Despite these advances, numerous challenges remain. Much about the biology of idiopathic PAP is still incompletely understood. For example, what is the role of cigarette smoking in the pathogenesis of PAP? What is the significance of the interstitial lymphocytic infiltrate that accompanies PAP? Although the evidence strongly implicates anti-GM-CSF antibodies in the pathogenesis of the disease, what triggers their synthesis in individual patients and what factors are responsible for the waxing and waning course in some patients?

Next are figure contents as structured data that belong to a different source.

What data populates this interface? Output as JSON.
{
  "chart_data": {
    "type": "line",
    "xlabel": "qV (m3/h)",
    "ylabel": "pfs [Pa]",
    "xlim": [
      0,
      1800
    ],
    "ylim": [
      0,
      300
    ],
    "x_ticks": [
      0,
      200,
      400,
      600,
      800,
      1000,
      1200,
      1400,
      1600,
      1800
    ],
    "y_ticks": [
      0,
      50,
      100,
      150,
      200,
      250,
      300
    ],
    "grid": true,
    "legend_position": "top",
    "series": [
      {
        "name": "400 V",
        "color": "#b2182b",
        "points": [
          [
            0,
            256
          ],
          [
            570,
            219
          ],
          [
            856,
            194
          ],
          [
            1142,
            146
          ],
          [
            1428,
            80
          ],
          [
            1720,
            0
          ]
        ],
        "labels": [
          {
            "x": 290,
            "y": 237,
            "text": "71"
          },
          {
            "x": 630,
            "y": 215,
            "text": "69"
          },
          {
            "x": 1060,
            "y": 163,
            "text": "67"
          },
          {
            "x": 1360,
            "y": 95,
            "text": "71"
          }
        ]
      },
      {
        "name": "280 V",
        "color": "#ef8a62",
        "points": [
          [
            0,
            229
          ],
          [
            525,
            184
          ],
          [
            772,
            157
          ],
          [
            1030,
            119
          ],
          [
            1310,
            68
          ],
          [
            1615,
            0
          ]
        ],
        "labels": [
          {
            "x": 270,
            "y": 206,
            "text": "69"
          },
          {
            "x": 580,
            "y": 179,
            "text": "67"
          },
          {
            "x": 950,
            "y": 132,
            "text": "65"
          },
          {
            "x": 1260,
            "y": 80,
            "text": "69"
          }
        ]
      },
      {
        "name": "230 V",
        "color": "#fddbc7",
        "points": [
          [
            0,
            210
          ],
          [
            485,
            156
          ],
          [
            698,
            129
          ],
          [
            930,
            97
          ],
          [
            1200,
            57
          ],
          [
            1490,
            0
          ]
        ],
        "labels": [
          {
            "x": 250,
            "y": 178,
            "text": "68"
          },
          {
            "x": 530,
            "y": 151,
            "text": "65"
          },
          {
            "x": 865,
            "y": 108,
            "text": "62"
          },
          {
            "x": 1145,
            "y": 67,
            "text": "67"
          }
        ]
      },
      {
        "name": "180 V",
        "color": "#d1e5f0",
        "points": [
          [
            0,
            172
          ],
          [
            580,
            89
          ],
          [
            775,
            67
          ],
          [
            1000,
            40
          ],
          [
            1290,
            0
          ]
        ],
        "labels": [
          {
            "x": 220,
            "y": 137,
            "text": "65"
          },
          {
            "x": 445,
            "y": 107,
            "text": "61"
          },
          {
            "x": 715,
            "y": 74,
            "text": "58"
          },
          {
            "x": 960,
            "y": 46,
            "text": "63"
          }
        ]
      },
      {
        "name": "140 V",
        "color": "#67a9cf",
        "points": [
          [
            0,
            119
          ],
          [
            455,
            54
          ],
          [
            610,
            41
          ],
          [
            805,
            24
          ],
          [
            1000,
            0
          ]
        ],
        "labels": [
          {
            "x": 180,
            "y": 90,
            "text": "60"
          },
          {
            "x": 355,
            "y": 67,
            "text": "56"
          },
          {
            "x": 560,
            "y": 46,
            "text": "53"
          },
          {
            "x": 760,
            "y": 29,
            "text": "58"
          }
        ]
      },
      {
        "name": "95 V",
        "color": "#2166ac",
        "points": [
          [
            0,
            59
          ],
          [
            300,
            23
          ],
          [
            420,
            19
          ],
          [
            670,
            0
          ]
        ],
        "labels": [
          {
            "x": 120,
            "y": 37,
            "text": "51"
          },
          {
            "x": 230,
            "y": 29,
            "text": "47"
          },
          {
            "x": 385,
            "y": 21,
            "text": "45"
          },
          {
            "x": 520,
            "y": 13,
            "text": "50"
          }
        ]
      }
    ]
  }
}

Therapy for PAP is also an area that merits further investigation. What is the effect of treatment on the natural history of the disease? WLL effectively treats PAP in most instances, but it is cumbersome and associated with both morbidity and mortality. A treatment that can be administered by the patient is conceptually much more appealing. However, although GM-CSF can be used, its 50% success rate and expense makes it suboptimal. Clearly, more research needs to be done to understand why some patients respond and others do not.

Alternative therapeutic approaches are also worth considering. Given that idiopathic PAP results from the presence of an autoantibody, B cell-specific treatments may be useful. Rituximab, a monoclonal antibody directed at the CD20 molecule expressed on the surface of mature B cells, was originally employed in the treatment of non-Hodgkin B cell lymphomas, but has shown efficacy in a variety of autoimmune diseases (87). Conceivably, this agent, or a similar one, may be useful in the treatment of PAP. Similarly, it may be possible to deliver high concentrations of GM-CSF to the alveolar space to overwhelm anti-GM-CSF antibodies at their site of action. Aerosolized GM-CSF has been used successfully in PAP, and it may be possible to induce alveolar epithelial overexpression of GM-CSF using gene therapy, as has been achieved in animal models (29,88). Congenital PAP, while rare, is a devastating illness that has a completely different pathogenesis. Deficiency of SP-B or the β chain of the GM-CSF receptor could also theoretically be replaced using genetic or cellular therapies directed at the alveolar compartment.

With our improved understanding of the various forms of PAP, it is hoped that further advances in therapy are forthcoming. Increased understanding of PAP with the use of careful and well-designed in vitro, animal and human studies will hopefully also stimulate further research into the mechanisms of other unusual and more common lung diseases.